Is the president AVOIDING some questions? Of course he is. He should not, for example, give a definitive answer to hypothetical questions about what he will or won't do if the investigation turns out a certain way. The investigation is continuing, and it could thwart his direction that people cooperate with independent counsel Patrick Fitzgerald if POTUS started laying out what will happen if people get indicted.
Discretion, however, is not EVADING. Avoiding assertive declarations before all the facts are in -- and when such declarations could hamper the fact-seeking process, is close to the opposite of EVADING. The connotation of EVADE, the word the Times chose to use instead of AVOID, is that Bush is doing something affirmative to obstruct, or something misleading to circumvent, either the media or the independent counsel.

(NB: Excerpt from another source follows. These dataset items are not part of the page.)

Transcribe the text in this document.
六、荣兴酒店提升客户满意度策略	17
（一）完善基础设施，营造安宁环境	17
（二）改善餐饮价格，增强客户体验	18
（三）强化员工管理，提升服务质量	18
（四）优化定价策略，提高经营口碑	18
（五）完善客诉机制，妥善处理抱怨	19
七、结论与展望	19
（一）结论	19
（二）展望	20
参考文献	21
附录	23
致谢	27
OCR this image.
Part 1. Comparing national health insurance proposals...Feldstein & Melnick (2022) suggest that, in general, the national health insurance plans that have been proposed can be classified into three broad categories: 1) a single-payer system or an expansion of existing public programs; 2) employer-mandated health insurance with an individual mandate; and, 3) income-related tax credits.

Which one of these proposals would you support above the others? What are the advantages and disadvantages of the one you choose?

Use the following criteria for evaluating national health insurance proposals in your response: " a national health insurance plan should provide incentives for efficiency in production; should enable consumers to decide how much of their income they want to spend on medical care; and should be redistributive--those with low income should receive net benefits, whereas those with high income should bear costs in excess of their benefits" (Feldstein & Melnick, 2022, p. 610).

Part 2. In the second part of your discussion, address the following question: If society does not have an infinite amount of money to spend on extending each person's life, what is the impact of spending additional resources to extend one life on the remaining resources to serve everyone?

This is a classic example of how the Times spins the narrative. If President Clinton was the one in the eye of the storm here, does anyone think there is a chance that the Times flatly says he has been EVADING anything? With Clinton, the Times offered us legalistic justifications for false statements on the basis of whether they were "material" or whether they affected a zone of sexual privacy. To the extent the Clintonian spinmeisters actually evaded the investigation, the Times faithfully hewed to their scripts and subtly shifted to the issue to how competent and strategic they were in spinning, as opposed to the fact that they were spinning.
Now Bush, who is not evading, is flatly said to be evading. And yet, all the while, the Times evades the issues that (a) its reporter is in jail for withholding information from the investigation (irnonically, under the guise of protecting the public's right to know), and (b) that the organized media has argued in the U.S. courts that this whole matter (Bush is supposedly evading about) does not in fact constitute a crime. As my dad used to say, people who live in glass houses shouldn't throw wild parties.